In Japan, the Micra leadless pacemaker became available for clinical use in 2017, and its minimally invasive nature and reduced risk of infection have contributed to its rapid adoption, particularly in patients at high risk of infection or with limited vascular access.1, 2 Subsequently, Aveir DR was approved for insurance reimbursement in February 2025. Micra AV provides atrioventricular synchrony by sensing atrial mechanical activity; however, it does not support atrial pacing. In contrast, Aveir DR enables true dual-chamber pacing through separate atrial and ventricular devices, allowing both sensing and pacing in each chamber. Aveir DR, reported as the world's first dual-chamber leadless pacemaker, addresses key limitations of traditional transvenous systems while enabling physiological atrioventricular synchrony, a major clinical advantage.3 With innovative technology enabling wireless communication between the atrium and ventricle, further advancements are expected to expand its indications. In conclusion, this case illustrates how dual-chamber leadless pacing offers an effective solution for complex patients, particularly those with a history of infection or comorbidities that limit the use of traditional pacing systems. Looking ahead, the development of leadless technology may extend beyond pacemakers to implantable cardioverter-defibrillators and cardiac resynchronization therapy devices, marking the opening of a new era in cardiac rhythm management.

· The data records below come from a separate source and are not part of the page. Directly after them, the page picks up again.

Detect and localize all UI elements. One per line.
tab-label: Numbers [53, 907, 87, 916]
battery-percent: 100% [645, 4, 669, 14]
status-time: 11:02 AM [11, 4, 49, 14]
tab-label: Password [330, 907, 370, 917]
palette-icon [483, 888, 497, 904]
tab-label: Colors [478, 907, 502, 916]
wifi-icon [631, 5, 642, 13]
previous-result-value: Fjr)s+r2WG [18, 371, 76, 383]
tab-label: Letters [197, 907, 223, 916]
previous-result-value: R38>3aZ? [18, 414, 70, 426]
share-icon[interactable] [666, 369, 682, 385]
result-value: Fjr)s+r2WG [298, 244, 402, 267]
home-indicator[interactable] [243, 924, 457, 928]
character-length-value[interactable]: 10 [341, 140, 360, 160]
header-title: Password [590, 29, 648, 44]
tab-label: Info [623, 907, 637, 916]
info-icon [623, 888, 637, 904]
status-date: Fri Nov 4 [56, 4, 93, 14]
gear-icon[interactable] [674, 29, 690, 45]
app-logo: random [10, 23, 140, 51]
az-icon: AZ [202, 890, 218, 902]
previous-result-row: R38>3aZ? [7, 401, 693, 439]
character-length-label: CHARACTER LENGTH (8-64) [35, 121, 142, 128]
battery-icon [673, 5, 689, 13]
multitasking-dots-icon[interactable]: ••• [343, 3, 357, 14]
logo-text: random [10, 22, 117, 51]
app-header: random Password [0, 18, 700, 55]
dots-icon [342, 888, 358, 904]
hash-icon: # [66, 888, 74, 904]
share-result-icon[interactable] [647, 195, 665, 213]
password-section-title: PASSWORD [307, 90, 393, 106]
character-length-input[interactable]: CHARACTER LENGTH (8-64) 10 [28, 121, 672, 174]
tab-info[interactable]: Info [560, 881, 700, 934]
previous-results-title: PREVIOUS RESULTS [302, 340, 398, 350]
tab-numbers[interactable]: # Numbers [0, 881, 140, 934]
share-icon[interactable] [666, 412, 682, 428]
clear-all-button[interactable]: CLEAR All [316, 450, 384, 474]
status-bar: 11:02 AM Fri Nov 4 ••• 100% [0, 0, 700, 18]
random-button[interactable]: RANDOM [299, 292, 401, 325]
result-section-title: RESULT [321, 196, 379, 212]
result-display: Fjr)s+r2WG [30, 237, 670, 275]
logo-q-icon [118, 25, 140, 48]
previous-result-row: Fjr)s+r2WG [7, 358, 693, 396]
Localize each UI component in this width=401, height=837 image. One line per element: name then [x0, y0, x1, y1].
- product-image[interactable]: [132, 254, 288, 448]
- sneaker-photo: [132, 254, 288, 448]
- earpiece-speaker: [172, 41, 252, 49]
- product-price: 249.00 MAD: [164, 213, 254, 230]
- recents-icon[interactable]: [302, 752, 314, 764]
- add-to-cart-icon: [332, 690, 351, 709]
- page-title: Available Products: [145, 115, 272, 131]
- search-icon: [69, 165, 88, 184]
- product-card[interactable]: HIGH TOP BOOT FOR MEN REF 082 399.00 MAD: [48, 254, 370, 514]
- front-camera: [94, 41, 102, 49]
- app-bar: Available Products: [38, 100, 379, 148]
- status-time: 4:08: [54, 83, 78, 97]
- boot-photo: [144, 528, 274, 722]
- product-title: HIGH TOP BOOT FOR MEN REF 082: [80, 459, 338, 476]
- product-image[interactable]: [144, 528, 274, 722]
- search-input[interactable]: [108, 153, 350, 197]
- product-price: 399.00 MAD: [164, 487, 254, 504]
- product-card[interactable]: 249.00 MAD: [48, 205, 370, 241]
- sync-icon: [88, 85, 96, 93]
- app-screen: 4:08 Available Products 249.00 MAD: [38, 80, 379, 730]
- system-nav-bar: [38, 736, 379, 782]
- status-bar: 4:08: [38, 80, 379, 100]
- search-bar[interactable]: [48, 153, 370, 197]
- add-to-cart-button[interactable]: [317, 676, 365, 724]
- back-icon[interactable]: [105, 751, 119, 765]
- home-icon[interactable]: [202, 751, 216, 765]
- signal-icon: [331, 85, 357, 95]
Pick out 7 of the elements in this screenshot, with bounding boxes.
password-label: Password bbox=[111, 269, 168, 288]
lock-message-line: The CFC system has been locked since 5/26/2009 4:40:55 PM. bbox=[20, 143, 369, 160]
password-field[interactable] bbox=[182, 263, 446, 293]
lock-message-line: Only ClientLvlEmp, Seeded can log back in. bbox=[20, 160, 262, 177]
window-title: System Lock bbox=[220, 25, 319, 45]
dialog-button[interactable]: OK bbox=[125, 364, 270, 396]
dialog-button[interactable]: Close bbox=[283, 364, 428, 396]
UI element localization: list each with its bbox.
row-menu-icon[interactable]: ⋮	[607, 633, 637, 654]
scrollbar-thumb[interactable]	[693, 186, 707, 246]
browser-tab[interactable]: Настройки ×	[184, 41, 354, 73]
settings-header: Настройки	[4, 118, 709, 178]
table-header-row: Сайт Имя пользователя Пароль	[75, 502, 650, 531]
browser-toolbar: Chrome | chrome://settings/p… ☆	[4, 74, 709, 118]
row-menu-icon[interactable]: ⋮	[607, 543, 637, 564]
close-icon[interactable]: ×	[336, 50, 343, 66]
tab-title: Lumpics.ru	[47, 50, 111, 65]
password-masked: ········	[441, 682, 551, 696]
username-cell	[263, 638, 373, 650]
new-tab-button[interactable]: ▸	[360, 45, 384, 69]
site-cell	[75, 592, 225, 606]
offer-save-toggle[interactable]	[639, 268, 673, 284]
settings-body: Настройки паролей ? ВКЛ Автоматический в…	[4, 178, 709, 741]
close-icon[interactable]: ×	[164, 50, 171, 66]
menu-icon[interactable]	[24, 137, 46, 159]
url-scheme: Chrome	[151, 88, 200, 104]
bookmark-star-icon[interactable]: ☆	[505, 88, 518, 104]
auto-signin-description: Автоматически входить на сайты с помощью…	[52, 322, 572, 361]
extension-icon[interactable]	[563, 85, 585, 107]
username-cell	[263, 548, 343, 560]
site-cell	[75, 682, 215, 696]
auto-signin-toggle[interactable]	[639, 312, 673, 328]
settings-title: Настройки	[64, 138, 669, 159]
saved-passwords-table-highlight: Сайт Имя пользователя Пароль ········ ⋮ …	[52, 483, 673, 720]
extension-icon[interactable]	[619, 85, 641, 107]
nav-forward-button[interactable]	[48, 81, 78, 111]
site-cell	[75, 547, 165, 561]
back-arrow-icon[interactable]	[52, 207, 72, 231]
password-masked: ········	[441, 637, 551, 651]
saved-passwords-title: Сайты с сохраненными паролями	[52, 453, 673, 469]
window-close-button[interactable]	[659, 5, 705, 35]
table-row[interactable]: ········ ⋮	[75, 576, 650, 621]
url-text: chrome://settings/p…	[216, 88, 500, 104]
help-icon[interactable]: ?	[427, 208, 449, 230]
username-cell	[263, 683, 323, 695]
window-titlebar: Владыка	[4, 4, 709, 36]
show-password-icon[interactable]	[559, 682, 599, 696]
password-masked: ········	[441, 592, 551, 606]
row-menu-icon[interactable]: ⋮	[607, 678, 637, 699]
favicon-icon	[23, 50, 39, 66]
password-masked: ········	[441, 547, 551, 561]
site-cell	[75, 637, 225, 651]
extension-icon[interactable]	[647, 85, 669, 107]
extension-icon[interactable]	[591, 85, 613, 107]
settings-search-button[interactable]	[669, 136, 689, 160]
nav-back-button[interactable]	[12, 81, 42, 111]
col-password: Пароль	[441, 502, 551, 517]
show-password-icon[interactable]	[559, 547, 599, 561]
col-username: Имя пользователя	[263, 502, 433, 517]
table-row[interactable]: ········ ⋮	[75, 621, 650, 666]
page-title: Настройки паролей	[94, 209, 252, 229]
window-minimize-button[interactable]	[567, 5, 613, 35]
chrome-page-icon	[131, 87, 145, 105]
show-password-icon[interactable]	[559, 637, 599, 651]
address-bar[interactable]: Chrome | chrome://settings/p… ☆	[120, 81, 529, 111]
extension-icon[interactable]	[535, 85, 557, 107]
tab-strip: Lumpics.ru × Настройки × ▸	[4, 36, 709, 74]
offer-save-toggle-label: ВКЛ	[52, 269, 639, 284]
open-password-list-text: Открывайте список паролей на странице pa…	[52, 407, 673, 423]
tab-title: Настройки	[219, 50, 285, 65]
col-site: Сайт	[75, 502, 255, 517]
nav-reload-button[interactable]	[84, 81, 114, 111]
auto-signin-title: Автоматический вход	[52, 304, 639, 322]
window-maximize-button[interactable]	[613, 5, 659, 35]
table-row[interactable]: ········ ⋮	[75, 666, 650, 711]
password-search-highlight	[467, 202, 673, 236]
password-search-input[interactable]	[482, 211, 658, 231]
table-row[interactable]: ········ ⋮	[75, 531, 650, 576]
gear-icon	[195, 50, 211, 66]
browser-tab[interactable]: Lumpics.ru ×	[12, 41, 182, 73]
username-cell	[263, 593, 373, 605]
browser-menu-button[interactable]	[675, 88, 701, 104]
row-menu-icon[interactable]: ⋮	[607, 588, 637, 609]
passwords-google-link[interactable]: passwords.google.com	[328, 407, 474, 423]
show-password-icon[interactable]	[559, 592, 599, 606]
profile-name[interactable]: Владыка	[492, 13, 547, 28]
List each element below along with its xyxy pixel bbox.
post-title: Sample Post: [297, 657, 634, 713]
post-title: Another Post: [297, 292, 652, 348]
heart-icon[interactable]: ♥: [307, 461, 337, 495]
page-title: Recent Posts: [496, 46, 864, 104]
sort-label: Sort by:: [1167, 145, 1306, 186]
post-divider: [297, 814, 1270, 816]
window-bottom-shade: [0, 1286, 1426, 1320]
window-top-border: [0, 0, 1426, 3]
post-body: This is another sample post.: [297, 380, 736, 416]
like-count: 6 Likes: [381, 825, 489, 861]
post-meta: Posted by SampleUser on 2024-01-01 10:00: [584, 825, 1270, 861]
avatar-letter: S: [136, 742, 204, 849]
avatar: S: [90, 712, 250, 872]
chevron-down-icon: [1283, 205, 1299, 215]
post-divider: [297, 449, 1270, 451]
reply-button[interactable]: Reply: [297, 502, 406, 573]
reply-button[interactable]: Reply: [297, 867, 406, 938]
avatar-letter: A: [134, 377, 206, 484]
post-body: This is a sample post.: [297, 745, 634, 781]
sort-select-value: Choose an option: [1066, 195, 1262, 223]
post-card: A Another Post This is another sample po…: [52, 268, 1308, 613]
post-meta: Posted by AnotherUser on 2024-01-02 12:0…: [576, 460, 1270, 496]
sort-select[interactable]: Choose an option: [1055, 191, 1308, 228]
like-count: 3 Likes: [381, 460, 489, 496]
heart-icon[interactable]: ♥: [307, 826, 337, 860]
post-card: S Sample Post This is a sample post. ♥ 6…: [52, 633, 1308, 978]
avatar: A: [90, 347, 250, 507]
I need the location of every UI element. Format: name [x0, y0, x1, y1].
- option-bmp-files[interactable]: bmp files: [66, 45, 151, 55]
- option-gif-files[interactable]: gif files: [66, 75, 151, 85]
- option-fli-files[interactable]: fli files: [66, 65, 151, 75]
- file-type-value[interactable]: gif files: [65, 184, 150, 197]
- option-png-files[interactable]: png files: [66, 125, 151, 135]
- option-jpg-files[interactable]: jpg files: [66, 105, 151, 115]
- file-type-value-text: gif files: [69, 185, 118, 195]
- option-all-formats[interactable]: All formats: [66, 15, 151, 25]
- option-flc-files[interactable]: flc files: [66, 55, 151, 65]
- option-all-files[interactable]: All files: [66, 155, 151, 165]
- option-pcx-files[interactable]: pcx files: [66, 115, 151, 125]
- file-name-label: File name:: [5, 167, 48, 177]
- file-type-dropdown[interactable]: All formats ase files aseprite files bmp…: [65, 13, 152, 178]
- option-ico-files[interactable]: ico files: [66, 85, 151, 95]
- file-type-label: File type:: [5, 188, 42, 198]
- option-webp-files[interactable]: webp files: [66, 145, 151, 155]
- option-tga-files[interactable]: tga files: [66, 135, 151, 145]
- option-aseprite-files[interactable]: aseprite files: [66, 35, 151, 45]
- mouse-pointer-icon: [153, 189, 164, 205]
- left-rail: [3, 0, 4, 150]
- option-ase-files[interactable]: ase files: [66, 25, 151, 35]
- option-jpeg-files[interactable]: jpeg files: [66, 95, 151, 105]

CONFLICT OF INTEREST STATEMENT

Dr. Kondo received lecture fees from Daiichi-Sankyo, Abbott Medical Japan, Biotronik Japan, Boston Scientific, Japan Lifeline, Medtronic, and research funds from Daiichi-Sankyo and Boston Scientific. Dr. Nakano belongs to the endowed department from Abbott Medical Japan, Biotronik Japan, and Fukuda Denshi. Dr. Kobayashi received lecture fees from Abbott Medical Japan, Bayer Japan, Bristol-Myers Squibb, Boehringer Ingelheim, Daiichi-Sankyo, and scholarship funds from Takeda Pharmaceutical, Abbott Medical Japan, Terumo, Otsuka Pharmaceutical, Boehringer Ingelheim, Astellas, Daiichi-Sankyo, Win International, Japan Lifeline, and Nipro.